Because of Sears’s July arrest and his indictment in the Northern District of Ohio, a supervised release violation warrant was issued by the Western District of New York. In December 2020, Sears’s supervised release case was transferred from the Western District of New York to the Northern District of Ohio. Probation submitted a Violation Report outlining two violations of Sears’s supervised release: first, a “New Law Violation” stemming from his July arrest and charges, and second, a violation for “Failure to Notify the Probation Officer of a Change of Address.” The Guidelines range for revocation of Sears’s supervised release was eighteen to twenty-four months’ imprisonment.

At a combined supervised release violation hearing and sentencing in June 2021, the district court concluded that Sears violated the term of his supervised release by committing the new law violation and failing to notify probation of his changed address. The government requested a within-Guidelines sentence for both Sears’s supervised release violations and criminal offenses, to run consecutively. Sears requested a concurrent sentence, arguing for the court to consider his inability to work during the pandemic or receive government assistance as a mitigating circumstance. Sears also noted that he “immediately admitted and acknowledged his wrongdoing” as officers executed the search warrant, and he did not try “to hide his conduct or make excuses.” DE 19, Tr., at Page ID 108.

The court discussed the 18 U.S.C. § 3553(a) factors and imposed eighteen months’ imprisonment, to be served consecutively to the 111-month sentence imposed on the new charges in case 1:20-CR-471 for a total of 129 months.
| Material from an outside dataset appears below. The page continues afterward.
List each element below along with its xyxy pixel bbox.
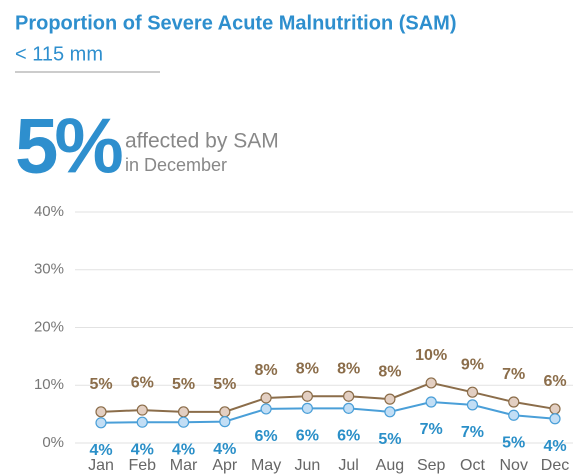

The court noted that Sears “has tried not to make any excuses,” but observed that “the pandemic hit all of us” and “there are lots of ways to have made a living . . . without slinging poison in our community.” Id. at 108–10. The court explained:

And I will impose, Mr. Sears, the low end, 18 months, and I will impose it consecutively to, in addition to the 111 months imposed for Counts 1, 2, 3 and 5. And I do it for this reason: You’ve not given me a single reason today that you didn’t have before today, before the first of the many charges that you’ve pled guilty to by way of the indictment, all of which occurred in July of 2020, not to break the law. What you’ve told me today about your parents being old, they were old then. Your children existed then. You’ve broken the law and suffered consequences No. 21-3545 United States v. Sears Page 4

then, but yet you did it again. Eighteen additional months. And we’ll pay the true price for that because we’ll take care of you. But I want you to respect the law. And the only way I can do it, sir, is to make an example of you based on your own individual conduct. So 18 months consecutive to the 111. That is 129 months total.
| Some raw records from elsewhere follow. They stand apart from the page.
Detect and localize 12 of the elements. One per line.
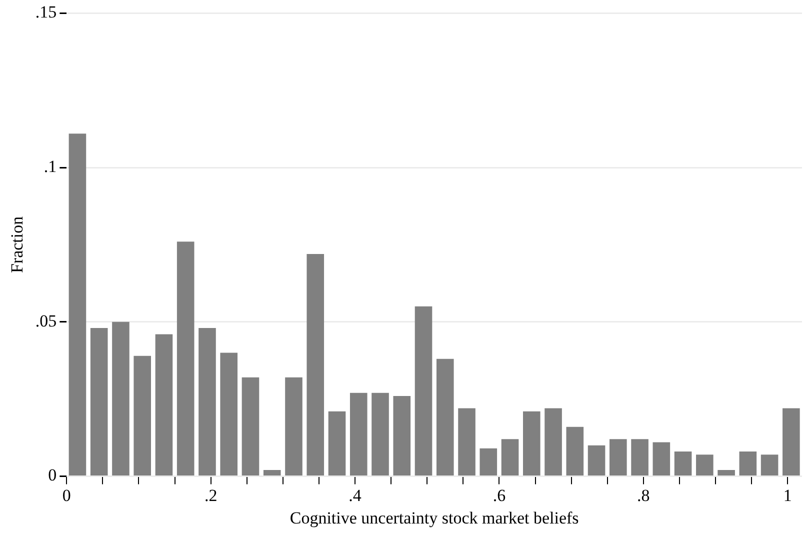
x-tick-label: .4 bbox=[348, 486, 362, 505]
x-tick-label: .2 bbox=[204, 486, 218, 505]
y-axis-title: Fraction bbox=[8, 216, 27, 274]
x-tick-label: .6 bbox=[492, 486, 506, 505]
y-tick-label: 0 bbox=[48, 466, 57, 485]
x-tick-label: 0 bbox=[62, 486, 71, 505]
y-tick-label: .1 bbox=[44, 157, 57, 176]
x-tick-label: .8 bbox=[637, 486, 650, 505]
x-axis-title: Cognitive uncertainty stock market beliefs bbox=[290, 508, 579, 528]
y-tick-label: .15 bbox=[35, 2, 57, 22]
y-tick-label: .05 bbox=[35, 311, 57, 330]
x-tick-label: 1 bbox=[783, 486, 792, 505]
DE 19, Tr., at Page ID 122–23.

After imposing the sentence, the court asked Sears to “please tell me first what I may have missed.” Id. at 132. The court granted Sears’s request that the court recommend him to a specific facility, then asked “What else before your objections[?]” Id. at 133. Sears then objected to the consecutive nature of the supervised release violation sentence. The court acknowledged the objection and referenced the Sentencing Guidelines policy statement in 7B1.3(f), which suggests that terms of imprisonment imposed upon the revocation of supervised release shall be ordered to be served consecutively. The court accordingly overruled the objection.